On Friday after chemo, we had movie day at Nanny's. (My mom) While we waited for Nanny to get home Cohen snoozed in my truck and I sat and watched Drew and Claire play. They were in search of flowers for Claire's wedding bouquet. The settled for "nuts" and went about their business. They found some ivy that was still green and were so excited to find "LUCKY CLOVERS" to wish on! Claire wished for a lifelong friendship with her best buddy Drew and he assured her they would be friends forever. They sat on the little bench wrapped in each others arms and talked quietly. I will never know what they said, but I know they are bonded for life. I hope they never grow apart.

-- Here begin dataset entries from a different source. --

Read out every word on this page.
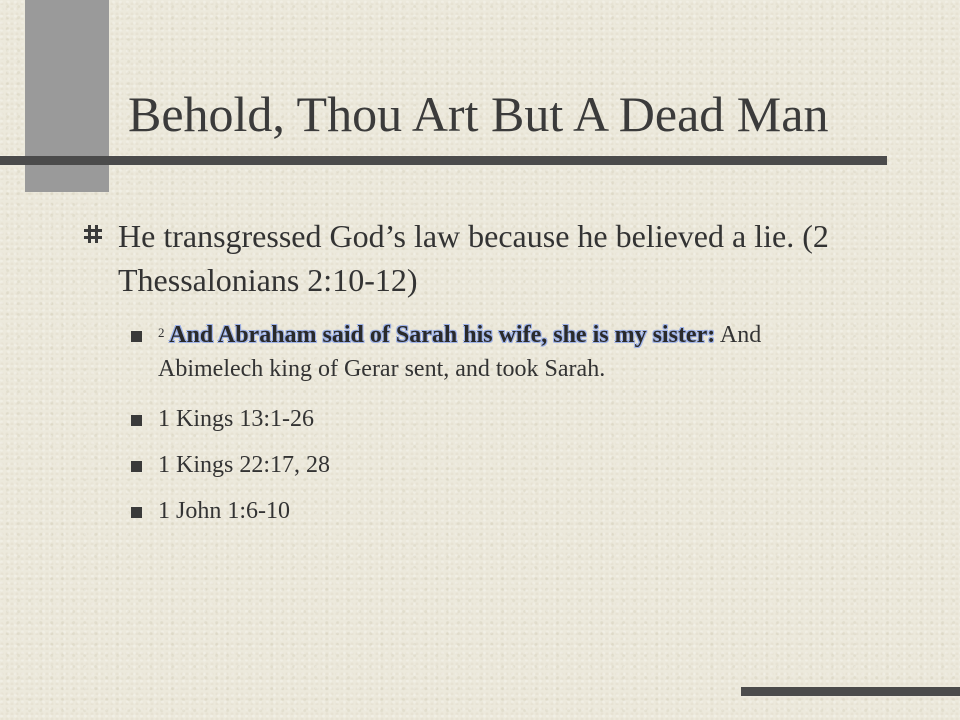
Behold, Thou Art But A Dead Man
He transgressed God’s law because he believed a lie. (2 Thessalonians 2:10-12)
$^2$ And Abraham said of Sarah his wife, she is my sister: And Abimelech king of Gerar sent, and took Sarah.
1 Kings 13:1-26
1 Kings 22:17, 28
1 John 1:6-10
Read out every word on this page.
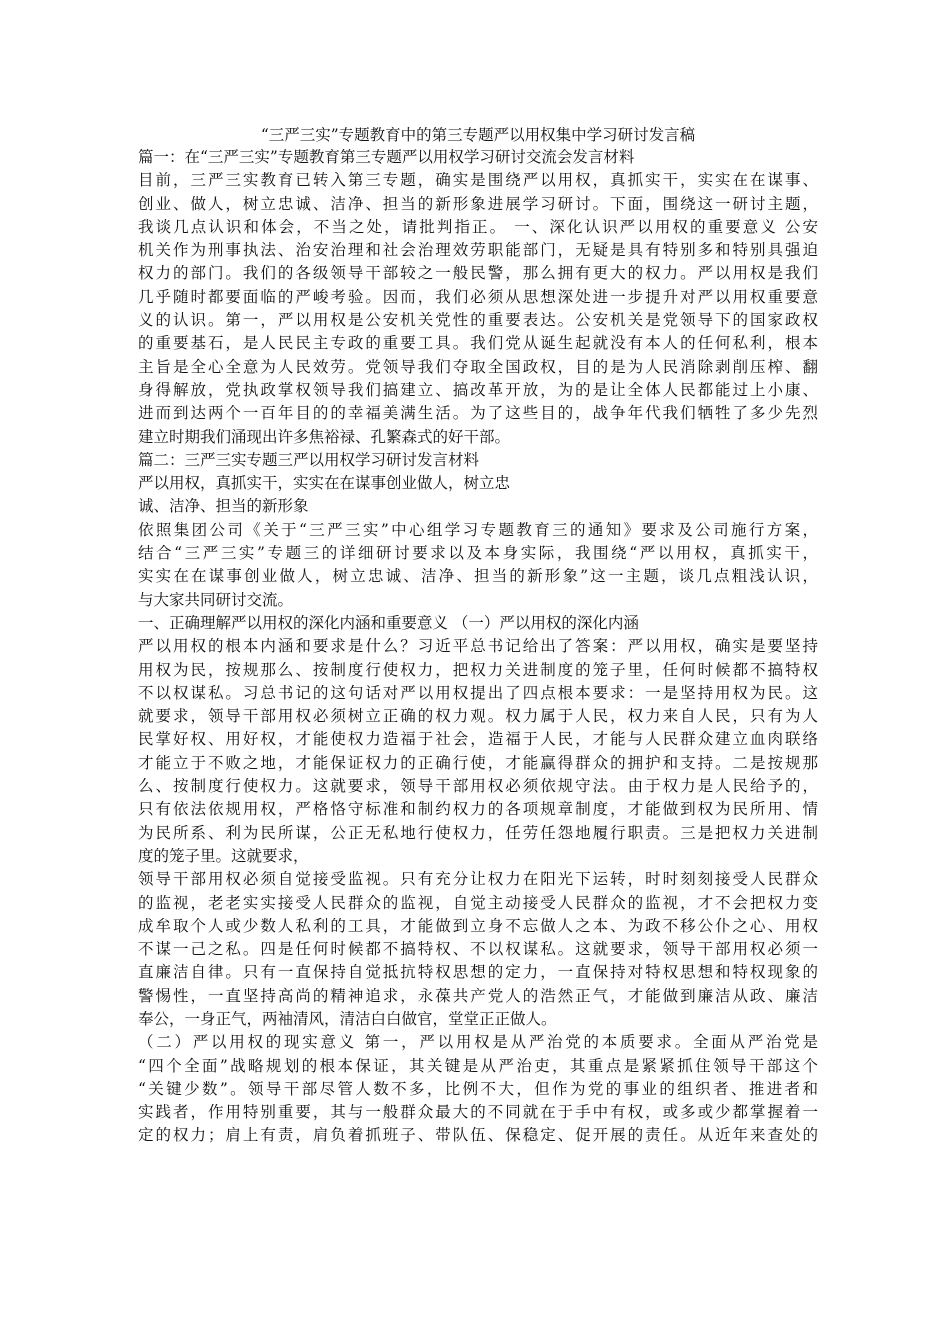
“三严三实”专题教育中的第三专题严以用权集中学习研讨发言稿

篇一：在“三严三实”专题教育第三专题严以用权学习研讨交流会发言材料

目前，三严三实教育已转入第三专题，确实是围绕严以用权，真抓实干，实实在在谋事、

创业、做人，树立忠诚、洁净、担当的新形象进展学习研讨。下面，围绕这一研讨主题，

我谈几点认识和体会，不当之处，请批判指正。 一、深化认识严以用权的重要意义 公安

机关作为刑事执法、治安治理和社会治理效劳职能部门，无疑是具有特别多和特别具强迫

权力的部门。我们的各级领导干部较之一般民警，那么拥有更大的权力。严以用权是我们

几乎随时都要面临的严峻考验。因而，我们必须从思想深处进一步提升对严以用权重要意

义的认识。第一，严以用权是公安机关党性的重要表达。公安机关是党领导下的国家政权

的重要基石，是人民民主专政的重要工具。我们党从诞生起就没有本人的任何私利，根本

主旨是全心全意为人民效劳。党领导我们夺取全国政权，目的是为人民消除剥削压榨、翻

身得解放，党执政掌权领导我们搞建立、搞改革开放，为的是让全体人民都能过上小康、

进而到达两个一百年目的的幸福美满生活。为了这些目的，战争年代我们牺牲了多少先烈

建立时期我们涌现出许多焦裕禄、孔繁森式的好干部。

篇二：三严三实专题三严以用权学习研讨发言材料

严以用权，真抓实干，实实在在谋事创业做人，树立忠

诚、洁净、担当的新形象

依照集团公司《关于“三严三实”中心组学习专题教育三的通知》要求及公司施行方案，

结合“三严三实”专题三的详细研讨要求以及本身实际，我围绕“严以用权，真抓实干，

实实在在谋事创业做人，树立忠诚、洁净、担当的新形象”这一主题，谈几点粗浅认识，

与大家共同研讨交流。

一、正确理解严以用权的深化内涵和重要意义 （一）严以用权的深化内涵

严以用权的根本内涵和要求是什么？习近平总书记给出了答案：严以用权，确实是要坚持

用权为民，按规那么、按制度行使权力，把权力关进制度的笼子里，任何时候都不搞特权

不以权谋私。习总书记的这句话对严以用权提出了四点根本要求：一是坚持用权为民。这

就要求，领导干部用权必须树立正确的权力观。权力属于人民，权力来自人民，只有为人

民掌好权、用好权，才能使权力造福于社会，造福于人民，才能与人民群众建立血肉联络

才能立于不败之地，才能保证权力的正确行使，才能赢得群众的拥护和支持。二是按规那

么、按制度行使权力。这就要求，领导干部用权必须依规守法。由于权力是人民给予的，

只有依法依规用权，严格恪守标准和制约权力的各项规章制度，才能做到权为民所用、情

为民所系、利为民所谋，公正无私地行使权力，任劳任怨地履行职责。三是把权力关进制

度的笼子里。这就要求，

领导干部用权必须自觉接受监视。只有充分让权力在阳光下运转，时时刻刻接受人民群众

的监视，老老实实接受人民群众的监视，自觉主动接受人民群众的监视，才不会把权力变

成牟取个人或少数人私利的工具，才能做到立身不忘做人之本、为政不移公仆之心、用权

不谋一己之私。四是任何时候都不搞特权、不以权谋私。这就要求，领导干部用权必须一

直廉洁自律。只有一直保持自觉抵抗特权思想的定力，一直保持对特权思想和特权现象的

警惕性，一直坚持高尚的精神追求，永葆共产党人的浩然正气，才能做到廉洁从政、廉洁

奉公，一身正气，两袖清风，清洁白白做官，堂堂正正做人。

（二）严以用权的现实意义 第一，严以用权是从严治党的本质要求。全面从严治党是

“四个全面”战略规划的根本保证，其关键是从严治吏，其重点是紧紧抓住领导干部这个

“关键少数”。领导干部尽管人数不多，比例不大，但作为党的事业的组织者、推进者和

实践者，作用特别重要，其与一般群众最大的不同就在于手中有权，或多或少都掌握着一

定的权力；肩上有责，肩负着抓班子、带队伍、保稳定、促开展的责任。从近年来查处的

Enter Nanny. We don't need you anymore mommy/Chrissy. Go in. Make popcorn. Turn on Elmo in Grouchland. Use exercise ball...for throwing and bouncing of course. Hit Cohen harder than I planned. He falls face first into a hard toy. Mommy and Nanny should be concerned. Mommy and Nanny laugh uncontrollably while hugging Coco tight so hopefully he won't notice. (Sorry, it's just what we do.) Cuddle with Drew. Turn on Mr. Magoriums Wonder Emporium. Watch half. Give star ratings. Cohen and Drew...4 stars. Claire....1 star. Claire is being difficult. Kids play. Mommy and Nanny talk.

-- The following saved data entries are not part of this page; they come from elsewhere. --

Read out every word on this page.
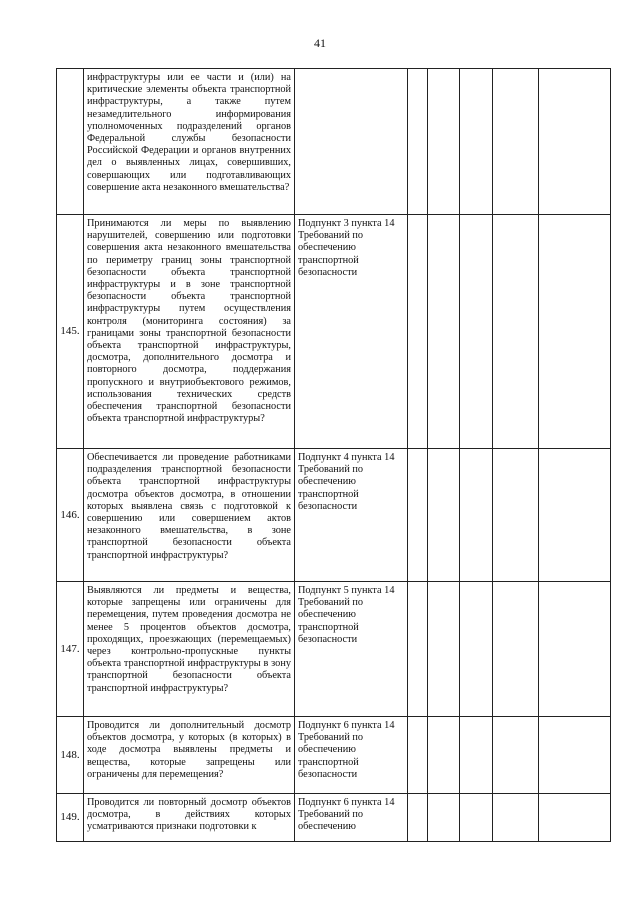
41
	инфраструктуры или ее части и (или) на критические элементы объекта транспортной инфраструктуры, а также путем незамедлительного информирования уполномоченных подразделений органов Федеральной службы безопасности Российской Федерации и органов внутренних дел о выявленных лицах, совершивших, совершающих или подготавливающих совершение акта незаконного вмешательства?						
145.	Принимаются ли меры по выявлению нарушителей, совершению или подготовки совершения акта незаконного вмешательства по периметру границ зоны транспортной безопасности объекта транспортной инфраструктуры и в зоне транспортной безопасности объекта транспортной инфраструктуры путем осуществления контроля (мониторинга состояния) за границами зоны транспортной безопасности объекта транспортной инфраструктуры, досмотра, дополнительного досмотра и повторного досмотра, поддержания пропускного и внутриобъектового режимов, использования технических средств обеспечения транспортной безопасности объекта транспортной инфраструктуры?	Подпункт 3 пункта 14 Требований по обеспечению транспортной безопасности					
146.	Обеспечивается ли проведение работниками подразделения транспортной безопасности объекта транспортной инфраструктуры досмотра объектов досмотра, в отношении которых выявлена связь с подготовкой к совершению или совершением актов незаконного вмешательства, в зоне транспортной безопасности объекта транспортной инфраструктуры?	Подпункт 4 пункта 14 Требований по обеспечению транспортной безопасности					
147.	Выявляются ли предметы и вещества, которые запрещены или ограничены для перемещения, путем проведения досмотра не менее 5 процентов объектов досмотра, проходящих, проезжающих (перемещаемых) через контрольно-пропускные пункты объекта транспортной инфраструктуры в зону транспортной безопасности объекта транспортной инфраструктуры?	Подпункт 5 пункта 14 Требований по обеспечению транспортной безопасности					
148.	Проводится ли дополнительный досмотр объектов досмотра, у которых (в которых) в ходе досмотра выявлены предметы и вещества, которые запрещены или ограничены для перемещения?	Подпункт 6 пункта 14 Требований по обеспечению транспортной безопасности					
149.	Проводится ли повторный досмотр объектов досмотра, в действиях которых усматриваются признаки подготовки к	Подпункт 6 пункта 14 Требований по обеспечению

We talked about this situation. Steph has been a part of my life since I was a 6th grader. I can't believe what we are doing right now. Who would have thought that she would become one of my very best friends? Who would have thought that we would marry within months of each other and have our first babies just eight months apart? Who could have imagined that 3 months into my second pregnancy she would, very casually, tell us that Drew was going to be a big brother? I MIGHT have been able to predict all of that especially after she met Scot and he purposed with a fortune cookie. But I can tell you this. I NEVER imagined we would be helping her fight cancer. Mom said as she grabbed a Ziploc bag that Steph has to take with her after chemo she stopped and looked at it. It is labeled "Chemotherapy." She looked at Steph and asked, "Is this real?" Steph asks herself this question everyday. It just doesn't seem possible. Two years ago all the world was right. We both had new baby boys and Claire and Drew were carefree. We talked about pre-school, diaper rashes, tantrums and sibling rivalry. It's amazing how your world can change in the blink of an eye. Now we talk about genetics, chemo, side effects, scans and radiation. I have become borderline OCD when it comes to aches and pains. Right now, my back hurts and I catch myself wondering if there is a tumor causing the pain. I know good and well that it is the fact that I am out of shape and carry a 40+ pound two year old around. I stress about everything that I feed my children. We don't microwave in plastic. It's insane. It just doesn't seem real.